Qui dit tourisme dit voyage, qui dit voyage dit transport, qui dit transport dit locomotion. Concomitamment au tourisme, ce secteur, qui en est un des corollaires, est, tout aussi furieusement percuté, un malheur ne venant jamais seul. Tout ce qui circule est halté. Sur terre, sur la mer, dans les airs, le bourdonnement est au plus bas. Les tankers, les navires porte-conteneurs, géants des mers, lesquels parfois vont jusqu'à bloquer le canal de Suez, se partagent les océans, interdits pour les paquebots de croisières ou aux liners bondés de villégiateurs piaillant. Quant au ciel il est livré aux cargos Bélugas ou aux rares avions, caravanes de transmigration, missionnées pour les rapatriements des malheureux égarés, surpris ailleurs que chez eux, au moment de la glaciation. Point d'agitation, tout n'est plus que calme, silence et méditation. Les écologistes, les défenseurs et les amoureux de la nature en ont rêvé, la Covid-19 l'a fait.
Le printemps égrappe ses jours soleilleux, les professionnels s'accrochent aux lèvres des politiques, qui cherchent dans les messages oraculaires des esculapes, les arguments irrévocables qui étayeront leur décision. "Confinera - ne confinera pas ? "Libérera - ne libérera pas ?", "Ouvrira - n'ouvrira pas ?". Rien ne se passe. Au bord des "flots bleus", les plagistes comptent les jours qui nous séparent des grandes transhumances étésiennes : "Autorisera - n'autorisera pas ?" Cette année sera-t-elle semblable à la précédente ?

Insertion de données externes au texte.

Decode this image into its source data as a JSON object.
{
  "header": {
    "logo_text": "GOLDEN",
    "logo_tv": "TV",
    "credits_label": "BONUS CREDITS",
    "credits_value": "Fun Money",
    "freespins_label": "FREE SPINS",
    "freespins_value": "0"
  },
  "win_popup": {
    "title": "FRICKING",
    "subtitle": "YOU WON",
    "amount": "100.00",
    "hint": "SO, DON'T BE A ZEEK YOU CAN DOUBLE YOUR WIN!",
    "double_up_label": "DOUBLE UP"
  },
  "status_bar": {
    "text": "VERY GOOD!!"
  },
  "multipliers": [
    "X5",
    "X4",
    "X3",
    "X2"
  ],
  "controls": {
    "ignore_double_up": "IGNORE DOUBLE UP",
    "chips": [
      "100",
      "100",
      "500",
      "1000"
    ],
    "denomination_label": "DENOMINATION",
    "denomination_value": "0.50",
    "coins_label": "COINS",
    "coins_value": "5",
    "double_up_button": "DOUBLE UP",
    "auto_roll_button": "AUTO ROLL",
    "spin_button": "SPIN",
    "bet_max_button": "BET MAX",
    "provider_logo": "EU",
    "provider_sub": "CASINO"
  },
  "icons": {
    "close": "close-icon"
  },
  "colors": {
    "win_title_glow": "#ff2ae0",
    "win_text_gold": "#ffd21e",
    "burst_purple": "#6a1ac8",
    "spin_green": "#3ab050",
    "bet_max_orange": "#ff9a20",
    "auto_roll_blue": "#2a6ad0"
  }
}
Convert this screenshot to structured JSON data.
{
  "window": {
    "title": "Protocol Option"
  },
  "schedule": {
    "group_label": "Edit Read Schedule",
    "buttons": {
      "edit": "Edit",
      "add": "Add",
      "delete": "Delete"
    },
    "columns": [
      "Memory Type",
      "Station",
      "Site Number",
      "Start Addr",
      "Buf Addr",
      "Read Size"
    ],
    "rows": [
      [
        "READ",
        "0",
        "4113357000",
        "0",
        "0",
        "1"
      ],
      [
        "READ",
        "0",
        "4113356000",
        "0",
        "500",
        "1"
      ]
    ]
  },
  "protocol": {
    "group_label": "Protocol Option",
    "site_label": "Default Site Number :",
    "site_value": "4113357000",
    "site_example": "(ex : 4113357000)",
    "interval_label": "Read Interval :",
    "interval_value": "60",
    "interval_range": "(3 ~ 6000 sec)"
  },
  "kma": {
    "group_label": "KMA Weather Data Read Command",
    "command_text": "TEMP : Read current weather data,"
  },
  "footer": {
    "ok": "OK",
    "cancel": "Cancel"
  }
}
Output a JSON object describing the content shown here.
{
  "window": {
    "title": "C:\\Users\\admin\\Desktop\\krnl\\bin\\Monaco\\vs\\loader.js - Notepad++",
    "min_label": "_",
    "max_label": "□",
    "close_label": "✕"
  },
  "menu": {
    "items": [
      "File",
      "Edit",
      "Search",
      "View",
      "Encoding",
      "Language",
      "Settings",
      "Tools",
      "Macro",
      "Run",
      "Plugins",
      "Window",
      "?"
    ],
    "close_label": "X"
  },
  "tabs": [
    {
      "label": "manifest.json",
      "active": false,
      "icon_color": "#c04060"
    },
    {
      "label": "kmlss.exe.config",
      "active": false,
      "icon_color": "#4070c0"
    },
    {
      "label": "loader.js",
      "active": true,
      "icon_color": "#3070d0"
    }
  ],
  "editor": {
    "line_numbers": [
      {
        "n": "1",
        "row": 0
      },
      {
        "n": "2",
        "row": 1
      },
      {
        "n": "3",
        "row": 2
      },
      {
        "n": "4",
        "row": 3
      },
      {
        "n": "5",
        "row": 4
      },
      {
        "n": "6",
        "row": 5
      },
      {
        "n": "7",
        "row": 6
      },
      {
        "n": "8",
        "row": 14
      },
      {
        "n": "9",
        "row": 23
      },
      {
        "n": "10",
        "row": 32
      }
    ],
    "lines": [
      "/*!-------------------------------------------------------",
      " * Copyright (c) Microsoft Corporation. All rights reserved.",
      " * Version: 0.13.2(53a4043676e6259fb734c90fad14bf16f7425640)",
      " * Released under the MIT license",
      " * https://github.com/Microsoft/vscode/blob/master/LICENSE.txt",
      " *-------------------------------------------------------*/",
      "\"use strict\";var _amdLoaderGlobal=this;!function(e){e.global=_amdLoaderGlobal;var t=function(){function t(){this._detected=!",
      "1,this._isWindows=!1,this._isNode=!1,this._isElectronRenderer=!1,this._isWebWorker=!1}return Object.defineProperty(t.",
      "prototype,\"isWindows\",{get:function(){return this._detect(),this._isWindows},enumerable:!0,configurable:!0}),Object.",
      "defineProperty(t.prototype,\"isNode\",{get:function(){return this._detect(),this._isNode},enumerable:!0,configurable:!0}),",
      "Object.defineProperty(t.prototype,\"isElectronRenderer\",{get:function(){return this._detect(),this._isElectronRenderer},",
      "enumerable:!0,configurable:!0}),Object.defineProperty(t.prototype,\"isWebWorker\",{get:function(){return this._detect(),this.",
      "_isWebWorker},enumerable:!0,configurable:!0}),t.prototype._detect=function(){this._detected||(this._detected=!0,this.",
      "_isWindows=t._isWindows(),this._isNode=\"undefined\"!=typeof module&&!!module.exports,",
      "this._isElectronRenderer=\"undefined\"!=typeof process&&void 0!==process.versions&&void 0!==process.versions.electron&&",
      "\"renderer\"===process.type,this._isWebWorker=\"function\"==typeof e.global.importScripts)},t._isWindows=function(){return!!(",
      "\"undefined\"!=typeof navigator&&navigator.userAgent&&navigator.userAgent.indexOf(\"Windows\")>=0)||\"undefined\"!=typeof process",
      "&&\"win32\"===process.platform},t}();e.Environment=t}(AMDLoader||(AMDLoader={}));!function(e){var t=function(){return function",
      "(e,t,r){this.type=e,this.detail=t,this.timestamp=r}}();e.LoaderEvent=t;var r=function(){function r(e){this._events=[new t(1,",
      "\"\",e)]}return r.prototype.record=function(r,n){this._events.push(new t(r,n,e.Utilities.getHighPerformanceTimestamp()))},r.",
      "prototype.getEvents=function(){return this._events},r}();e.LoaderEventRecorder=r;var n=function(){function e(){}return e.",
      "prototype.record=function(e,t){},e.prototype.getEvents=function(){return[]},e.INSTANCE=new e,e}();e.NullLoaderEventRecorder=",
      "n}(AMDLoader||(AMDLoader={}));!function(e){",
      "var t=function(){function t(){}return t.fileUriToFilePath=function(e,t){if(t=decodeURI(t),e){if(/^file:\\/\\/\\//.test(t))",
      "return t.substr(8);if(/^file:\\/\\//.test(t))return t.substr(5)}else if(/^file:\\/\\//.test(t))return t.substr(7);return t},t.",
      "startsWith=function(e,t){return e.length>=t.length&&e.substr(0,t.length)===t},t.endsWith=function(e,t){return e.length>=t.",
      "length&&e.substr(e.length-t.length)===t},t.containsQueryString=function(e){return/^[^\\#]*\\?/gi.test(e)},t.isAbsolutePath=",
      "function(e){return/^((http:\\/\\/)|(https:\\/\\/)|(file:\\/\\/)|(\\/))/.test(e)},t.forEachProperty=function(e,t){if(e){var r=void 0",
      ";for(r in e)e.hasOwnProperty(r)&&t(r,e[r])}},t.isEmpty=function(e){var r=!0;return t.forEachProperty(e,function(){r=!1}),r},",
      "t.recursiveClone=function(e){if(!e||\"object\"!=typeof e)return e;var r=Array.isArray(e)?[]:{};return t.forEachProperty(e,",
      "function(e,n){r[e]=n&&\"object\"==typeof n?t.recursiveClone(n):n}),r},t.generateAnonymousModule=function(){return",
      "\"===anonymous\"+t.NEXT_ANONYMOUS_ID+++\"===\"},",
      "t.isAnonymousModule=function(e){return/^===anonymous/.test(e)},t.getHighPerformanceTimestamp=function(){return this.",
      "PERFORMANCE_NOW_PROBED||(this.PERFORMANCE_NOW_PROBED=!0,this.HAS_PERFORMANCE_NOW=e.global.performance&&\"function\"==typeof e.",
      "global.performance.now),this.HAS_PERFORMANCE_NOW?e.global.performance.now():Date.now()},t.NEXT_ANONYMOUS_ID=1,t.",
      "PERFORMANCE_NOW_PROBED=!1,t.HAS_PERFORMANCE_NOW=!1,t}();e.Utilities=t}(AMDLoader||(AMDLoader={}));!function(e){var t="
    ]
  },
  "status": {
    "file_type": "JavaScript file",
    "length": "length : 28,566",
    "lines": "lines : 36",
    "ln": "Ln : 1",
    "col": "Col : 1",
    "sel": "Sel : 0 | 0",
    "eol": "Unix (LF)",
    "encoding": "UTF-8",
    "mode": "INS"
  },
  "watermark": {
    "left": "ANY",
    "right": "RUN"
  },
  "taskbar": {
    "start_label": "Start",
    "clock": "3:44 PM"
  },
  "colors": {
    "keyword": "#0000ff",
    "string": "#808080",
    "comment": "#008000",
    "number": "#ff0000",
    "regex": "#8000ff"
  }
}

Hôtels étoilés, pensions et relais, caravansérails, fondouks ou auberges, tout cet univers dont le métier est de recevoir et offrir des services et du bon temps, est au bord de l'asphyxie. Il y a très peu de chances, prédisent les experts, qu'ils puissent survivre à une autre année blanche. Au niveau mondial, les voyagistes, déjà ruinés par l'Internet, mettent la clé sous le paillasson, tandis que les restaurateurs se sont transformés en cuiseurs de sandwichs à emporter.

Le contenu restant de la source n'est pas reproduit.